Die Bayer-Aktie dümpelt vor sich hin. Es fehlt an Wachstumsfantasie, eine schwächelnde Weltwirtschaft belastet die Ergebnisse im Agrarbereich, in der Pharmasparte fehlt es an Innovationen. Für weitere Glyphosat-Klagen wird Milliarde um Milliarde zurückgelegt. Werner Baumann verlässt die Konzernspitze vorzeitig. Bill Anderson soll den Konzern zurück zu alter Stärke führen. Investoren fordern eine Aufspaltung, bekommen nun aber vorerst nur die nächste Umstrukturierung, inklusive erneutem Stellenabbau.

November 2023

Bayer kommt nicht zur Ruhe. Und so kann der neue CEO auch nicht in Ruhe aufräumen. Im Herbst 2023 bricht die Bayer-Aktie an einem Tag um über 18 Prozent ein, weil der große Hoffnungsträger der Pharmasparte, der Gerinnungshemmer Asundexian, in der entscheidenden klinischen Studie floppt.
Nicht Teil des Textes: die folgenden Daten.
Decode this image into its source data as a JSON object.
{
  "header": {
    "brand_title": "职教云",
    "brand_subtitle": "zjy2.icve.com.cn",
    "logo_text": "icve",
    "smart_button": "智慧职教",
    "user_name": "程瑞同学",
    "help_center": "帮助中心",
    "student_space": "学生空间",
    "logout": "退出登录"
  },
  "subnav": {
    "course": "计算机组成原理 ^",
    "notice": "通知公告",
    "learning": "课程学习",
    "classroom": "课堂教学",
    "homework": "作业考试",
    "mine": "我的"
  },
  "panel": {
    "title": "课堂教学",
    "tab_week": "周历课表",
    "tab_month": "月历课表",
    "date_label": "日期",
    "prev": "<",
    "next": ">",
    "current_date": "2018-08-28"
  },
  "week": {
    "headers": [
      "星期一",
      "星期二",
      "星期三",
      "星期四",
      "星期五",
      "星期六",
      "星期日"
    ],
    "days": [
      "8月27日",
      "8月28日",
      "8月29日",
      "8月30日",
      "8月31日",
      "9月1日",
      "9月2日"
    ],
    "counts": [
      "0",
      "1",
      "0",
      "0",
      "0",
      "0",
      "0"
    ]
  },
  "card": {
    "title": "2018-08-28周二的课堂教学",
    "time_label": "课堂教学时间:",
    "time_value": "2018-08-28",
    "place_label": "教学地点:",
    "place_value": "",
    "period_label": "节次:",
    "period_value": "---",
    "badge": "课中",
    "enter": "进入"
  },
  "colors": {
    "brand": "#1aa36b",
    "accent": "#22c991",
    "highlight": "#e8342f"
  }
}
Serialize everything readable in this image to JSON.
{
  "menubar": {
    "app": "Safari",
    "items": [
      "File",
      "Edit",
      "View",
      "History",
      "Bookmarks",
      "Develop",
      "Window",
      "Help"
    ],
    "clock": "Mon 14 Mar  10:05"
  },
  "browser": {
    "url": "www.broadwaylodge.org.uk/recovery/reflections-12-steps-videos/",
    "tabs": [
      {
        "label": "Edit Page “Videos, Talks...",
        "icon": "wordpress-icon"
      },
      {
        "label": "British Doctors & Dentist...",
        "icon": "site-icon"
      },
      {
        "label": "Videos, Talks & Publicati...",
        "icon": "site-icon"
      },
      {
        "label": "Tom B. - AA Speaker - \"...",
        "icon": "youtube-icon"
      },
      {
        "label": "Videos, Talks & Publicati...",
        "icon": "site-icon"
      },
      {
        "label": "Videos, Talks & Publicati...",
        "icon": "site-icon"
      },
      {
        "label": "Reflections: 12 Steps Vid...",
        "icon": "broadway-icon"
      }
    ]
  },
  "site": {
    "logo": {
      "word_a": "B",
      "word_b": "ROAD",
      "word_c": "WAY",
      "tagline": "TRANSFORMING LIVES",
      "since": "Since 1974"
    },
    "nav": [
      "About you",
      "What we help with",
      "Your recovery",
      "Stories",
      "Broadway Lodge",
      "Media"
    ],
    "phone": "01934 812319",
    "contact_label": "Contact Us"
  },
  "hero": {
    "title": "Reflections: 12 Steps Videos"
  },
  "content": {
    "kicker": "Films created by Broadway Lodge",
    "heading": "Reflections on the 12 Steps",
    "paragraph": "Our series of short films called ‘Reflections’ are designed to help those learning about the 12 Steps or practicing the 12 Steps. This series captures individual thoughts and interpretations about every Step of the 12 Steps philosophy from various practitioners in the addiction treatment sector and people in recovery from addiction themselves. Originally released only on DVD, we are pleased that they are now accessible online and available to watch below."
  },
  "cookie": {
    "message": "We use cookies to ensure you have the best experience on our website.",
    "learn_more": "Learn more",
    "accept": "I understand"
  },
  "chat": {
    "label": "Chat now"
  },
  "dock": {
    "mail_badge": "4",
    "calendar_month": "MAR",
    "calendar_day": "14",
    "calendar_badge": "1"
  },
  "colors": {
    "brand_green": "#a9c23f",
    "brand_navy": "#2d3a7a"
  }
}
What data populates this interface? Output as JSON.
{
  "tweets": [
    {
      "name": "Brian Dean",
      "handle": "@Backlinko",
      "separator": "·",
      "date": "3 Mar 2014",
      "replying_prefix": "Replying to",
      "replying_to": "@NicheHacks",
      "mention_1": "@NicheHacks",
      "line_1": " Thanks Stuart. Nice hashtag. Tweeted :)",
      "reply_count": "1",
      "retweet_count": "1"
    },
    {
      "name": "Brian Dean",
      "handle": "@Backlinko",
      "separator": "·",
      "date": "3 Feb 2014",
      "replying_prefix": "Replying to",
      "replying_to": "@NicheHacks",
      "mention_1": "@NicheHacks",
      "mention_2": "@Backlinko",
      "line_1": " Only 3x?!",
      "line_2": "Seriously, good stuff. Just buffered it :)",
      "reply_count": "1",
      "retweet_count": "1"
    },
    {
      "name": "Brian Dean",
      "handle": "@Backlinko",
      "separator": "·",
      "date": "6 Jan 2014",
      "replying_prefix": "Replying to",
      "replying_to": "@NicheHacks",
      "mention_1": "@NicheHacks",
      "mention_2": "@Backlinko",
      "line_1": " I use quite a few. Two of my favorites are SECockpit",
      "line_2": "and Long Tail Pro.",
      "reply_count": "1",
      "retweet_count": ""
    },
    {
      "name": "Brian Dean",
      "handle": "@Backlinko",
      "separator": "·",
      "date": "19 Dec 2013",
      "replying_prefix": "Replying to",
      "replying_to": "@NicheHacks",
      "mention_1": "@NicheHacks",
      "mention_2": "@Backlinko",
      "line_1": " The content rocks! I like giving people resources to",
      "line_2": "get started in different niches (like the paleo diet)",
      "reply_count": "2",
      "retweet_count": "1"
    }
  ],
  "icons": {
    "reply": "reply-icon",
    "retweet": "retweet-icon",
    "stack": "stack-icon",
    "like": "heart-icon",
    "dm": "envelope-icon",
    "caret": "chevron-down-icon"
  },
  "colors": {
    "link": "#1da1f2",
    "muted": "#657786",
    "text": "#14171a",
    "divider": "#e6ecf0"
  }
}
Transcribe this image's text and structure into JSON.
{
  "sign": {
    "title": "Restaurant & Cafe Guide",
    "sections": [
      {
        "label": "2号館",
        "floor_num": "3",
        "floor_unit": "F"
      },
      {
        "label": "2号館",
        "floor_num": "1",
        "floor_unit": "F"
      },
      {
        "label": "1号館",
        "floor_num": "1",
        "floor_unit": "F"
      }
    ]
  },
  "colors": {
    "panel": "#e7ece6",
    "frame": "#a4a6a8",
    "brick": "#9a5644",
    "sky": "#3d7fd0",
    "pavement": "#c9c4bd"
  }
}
Derweil laufen die Patente auf die aktuellen Gewinnbringer Xarelto, ebenfalls ein Gerinnungshemmer, und Eylea, ein Augenmedikament, Schritt für Schritt aus, womit in der Folge günstige Nachahmer-Produkte auf den Markt schießen. Fast gleichzeitig schlechte Nachrichten von der Glyphosat-Front: Bayer soll in Missouri 1,5 Milliarden Dollar an drei Landwirte zahlen, die den Unkrautvernichter Roundup benutzten und an Krebs erkrankten.

März 2024

Aus dem einst wertvollsten Dax-Unternehmen ist ein schwerkranker Börsen-Patient geworden. Die Verschuldung ist hoch, die Zahl unbearbeiteter Glyphosat-Klagen liegt bei 52.000. Die von einigen Investoren erhoffte Aufspaltung des Konzerns ist erst einmal vom Tisch. Eine Bayer-Aktie kostet nur noch knapp 26 Euro und droht aus dem Euro Stoxx 50 zu fliegen. Die Marktkapitalisierung liegt gerade mal noch bei 25,4 Milliarden Euro. Die Dividende wurde eingekürzt. Bislang gelöste Probleme: null.